The position was created specifically for Jiffo, who believes that it will do tremendous work for the relationship between Ensemble and its members.
"There was really no sales leadership position in the previous regime, not that there was anything wrong with that, but the whole objective and goal for the board of directors was that we grow the current membership and that we become more engaged with their members," he told Travel Agent. "There was a need for my role to come in and establish a sales structure as well as a sales pattern that involved reaching out to our members frequently."
Ensemble is a revenue sharing organization, which is one of the main highlights of being a member of the consortium. Jiffo is devoted to growing the current member business and helping them retain revenues.

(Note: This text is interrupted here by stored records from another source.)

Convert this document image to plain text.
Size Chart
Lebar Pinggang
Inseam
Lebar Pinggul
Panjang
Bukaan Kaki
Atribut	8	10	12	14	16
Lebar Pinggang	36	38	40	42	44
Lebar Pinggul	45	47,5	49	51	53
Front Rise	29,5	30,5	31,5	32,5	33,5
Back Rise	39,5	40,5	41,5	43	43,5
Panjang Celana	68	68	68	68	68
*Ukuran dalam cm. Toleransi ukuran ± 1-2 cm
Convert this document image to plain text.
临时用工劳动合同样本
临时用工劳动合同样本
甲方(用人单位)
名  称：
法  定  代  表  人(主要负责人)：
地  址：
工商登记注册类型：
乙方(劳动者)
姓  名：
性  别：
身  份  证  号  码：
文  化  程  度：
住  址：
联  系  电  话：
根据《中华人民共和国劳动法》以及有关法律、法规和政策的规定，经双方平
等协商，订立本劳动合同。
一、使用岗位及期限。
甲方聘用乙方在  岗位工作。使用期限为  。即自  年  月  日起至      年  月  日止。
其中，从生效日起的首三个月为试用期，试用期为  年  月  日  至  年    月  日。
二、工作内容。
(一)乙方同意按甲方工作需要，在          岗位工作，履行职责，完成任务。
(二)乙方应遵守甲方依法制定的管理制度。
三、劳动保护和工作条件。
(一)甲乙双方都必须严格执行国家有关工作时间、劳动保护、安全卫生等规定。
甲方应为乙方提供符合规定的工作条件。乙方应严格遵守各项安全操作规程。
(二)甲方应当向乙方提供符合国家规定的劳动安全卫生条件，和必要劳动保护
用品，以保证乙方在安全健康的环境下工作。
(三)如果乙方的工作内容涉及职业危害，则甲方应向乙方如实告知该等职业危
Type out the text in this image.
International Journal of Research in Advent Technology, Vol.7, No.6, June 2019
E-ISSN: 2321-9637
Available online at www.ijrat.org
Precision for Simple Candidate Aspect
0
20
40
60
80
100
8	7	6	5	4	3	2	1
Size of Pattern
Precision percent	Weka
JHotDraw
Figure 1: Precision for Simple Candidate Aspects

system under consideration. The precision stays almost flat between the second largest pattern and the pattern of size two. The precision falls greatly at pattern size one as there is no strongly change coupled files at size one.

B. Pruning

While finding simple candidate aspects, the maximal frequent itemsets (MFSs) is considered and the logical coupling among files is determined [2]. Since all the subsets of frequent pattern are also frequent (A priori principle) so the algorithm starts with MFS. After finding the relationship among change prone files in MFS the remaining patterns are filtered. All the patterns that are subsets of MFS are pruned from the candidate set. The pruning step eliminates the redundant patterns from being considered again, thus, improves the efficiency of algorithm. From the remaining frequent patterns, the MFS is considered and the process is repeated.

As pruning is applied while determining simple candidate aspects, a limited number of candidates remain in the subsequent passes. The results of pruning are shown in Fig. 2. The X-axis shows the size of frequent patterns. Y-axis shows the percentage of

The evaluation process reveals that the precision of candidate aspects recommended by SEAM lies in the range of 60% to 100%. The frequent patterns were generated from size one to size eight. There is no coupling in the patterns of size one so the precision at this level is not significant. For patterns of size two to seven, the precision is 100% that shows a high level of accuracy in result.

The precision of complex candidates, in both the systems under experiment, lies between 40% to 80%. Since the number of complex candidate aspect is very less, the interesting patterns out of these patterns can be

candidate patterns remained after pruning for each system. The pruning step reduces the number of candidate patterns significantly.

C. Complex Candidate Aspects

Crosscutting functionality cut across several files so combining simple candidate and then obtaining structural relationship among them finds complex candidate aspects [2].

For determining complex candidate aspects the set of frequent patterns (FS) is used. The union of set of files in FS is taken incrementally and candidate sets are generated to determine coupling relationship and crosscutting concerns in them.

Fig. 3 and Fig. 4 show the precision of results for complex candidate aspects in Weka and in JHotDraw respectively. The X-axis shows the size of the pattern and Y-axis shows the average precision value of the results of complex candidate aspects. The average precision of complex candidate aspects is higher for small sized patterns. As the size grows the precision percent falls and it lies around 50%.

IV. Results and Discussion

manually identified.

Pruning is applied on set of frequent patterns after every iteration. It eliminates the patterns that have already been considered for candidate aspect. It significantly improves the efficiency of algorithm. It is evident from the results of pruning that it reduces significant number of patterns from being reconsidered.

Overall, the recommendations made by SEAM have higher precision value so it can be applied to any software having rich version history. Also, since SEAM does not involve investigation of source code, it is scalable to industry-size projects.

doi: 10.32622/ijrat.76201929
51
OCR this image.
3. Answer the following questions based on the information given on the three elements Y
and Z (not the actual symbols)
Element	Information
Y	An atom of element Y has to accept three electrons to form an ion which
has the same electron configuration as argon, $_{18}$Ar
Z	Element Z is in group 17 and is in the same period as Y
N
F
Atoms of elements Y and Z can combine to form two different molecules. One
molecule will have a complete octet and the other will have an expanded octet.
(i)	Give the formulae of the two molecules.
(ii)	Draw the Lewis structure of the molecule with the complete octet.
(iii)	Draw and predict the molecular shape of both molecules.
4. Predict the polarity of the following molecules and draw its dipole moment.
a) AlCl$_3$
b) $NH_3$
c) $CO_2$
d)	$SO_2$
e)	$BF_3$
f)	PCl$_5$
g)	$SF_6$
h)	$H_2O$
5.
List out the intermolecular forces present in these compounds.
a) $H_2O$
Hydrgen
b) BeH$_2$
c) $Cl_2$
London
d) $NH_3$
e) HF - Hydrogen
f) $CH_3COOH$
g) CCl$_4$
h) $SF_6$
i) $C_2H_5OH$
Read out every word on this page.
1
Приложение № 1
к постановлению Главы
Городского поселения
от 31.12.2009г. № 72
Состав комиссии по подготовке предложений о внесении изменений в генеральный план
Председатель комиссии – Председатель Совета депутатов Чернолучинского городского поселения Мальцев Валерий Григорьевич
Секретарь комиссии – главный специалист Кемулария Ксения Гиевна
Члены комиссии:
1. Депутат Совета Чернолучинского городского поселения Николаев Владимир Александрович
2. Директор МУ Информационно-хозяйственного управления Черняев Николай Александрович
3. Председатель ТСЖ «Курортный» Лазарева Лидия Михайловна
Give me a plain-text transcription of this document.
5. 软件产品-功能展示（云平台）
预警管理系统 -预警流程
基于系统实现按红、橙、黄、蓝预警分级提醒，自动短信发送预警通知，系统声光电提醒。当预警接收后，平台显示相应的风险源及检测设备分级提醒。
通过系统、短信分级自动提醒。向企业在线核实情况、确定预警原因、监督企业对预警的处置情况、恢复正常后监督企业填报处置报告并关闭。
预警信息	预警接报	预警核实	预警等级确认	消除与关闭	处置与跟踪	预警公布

"Ensemble is very important, but it is more of an industry brand and not a consumer brand. Part of the value proposition that we offer to members is that we are here to grow their revenue and business and we do that with tools that they need," said Jiffo.
One of his other goals is to focus on suppliers, which he feels is key. Jiffo is a veteran of the cruise industry, and it is here that his resources and skills will be a major asset. He began his work with Celebrity Cruises in 1991, where he eventually went on to start, and become the director of, the national accounts department. In 1997, when Celebrity merged with Royal Caribbean, the sales forces were brought together and Jiffo was on the task force team to fuse each company's best practices as one. From there Jiffo went on to work with Carnival Cruise Line as well as Norwegian Cruise Line.
"Part of my role is working closely with cruise line suppliers," he said. "Our current supplier relations team still does what they do, but because of my experience in cruises I have a lot of relationships with executives of cruise lines, including presidents, executive vice presidents, senior vice presidents, etc. We can have strategic conversations that I can take back to my sales team and relay to them what we need to focus on."
Jiffo comes to this new position having to battle some hefty industry challenges. In his opinion, one of the biggest obstacles is educating the consumer more on Mexico.
"Because Mexico is a very strong destination for a lot of land-only members, we need to do a better job about educating the consumer on the situation. If they hear there is crime on the border cities, they will change their vacation or stay away from booking Cancun or Cozumel or Riviera Maya, which are so far from the border. We need to make the analogy that, if there was violence in Los Angeles, would you not make a trip to Chicago?"
Another industry challenge is an overabundance of inventory in Europe. Consumers booking European cruises are finding that their airfare is costing more than the cruise itself. Alaska, on the other hand, is doing very well for cruise lines.
But Jiffo is confident that with his new team and the support he has from Co-Presidents Lindsay Pearlman and Elizabeth "Libbie" Rice.
"We have a whole new kind of look on life with our new senior leadership team," said Jiffo. "Lindsay has been around for quite some time and is more engaged with suppliers in the U.S. and more engaged with our members. He's really a great public face for our organization from a supplier standpoint. Libbie brings a wealth of knowledge with technology and marketing." The two presidents together can concentrate their efforts on different parts of the business, making Ensemble as a whole more engaged and differentiating it from its competitors.
"We've gotten calls from some of our members who are so excited and so energized about what they heard from all of us," Jiffo said. "I think what that is going to do for us is retain membership and most importantly help us go out and get new members."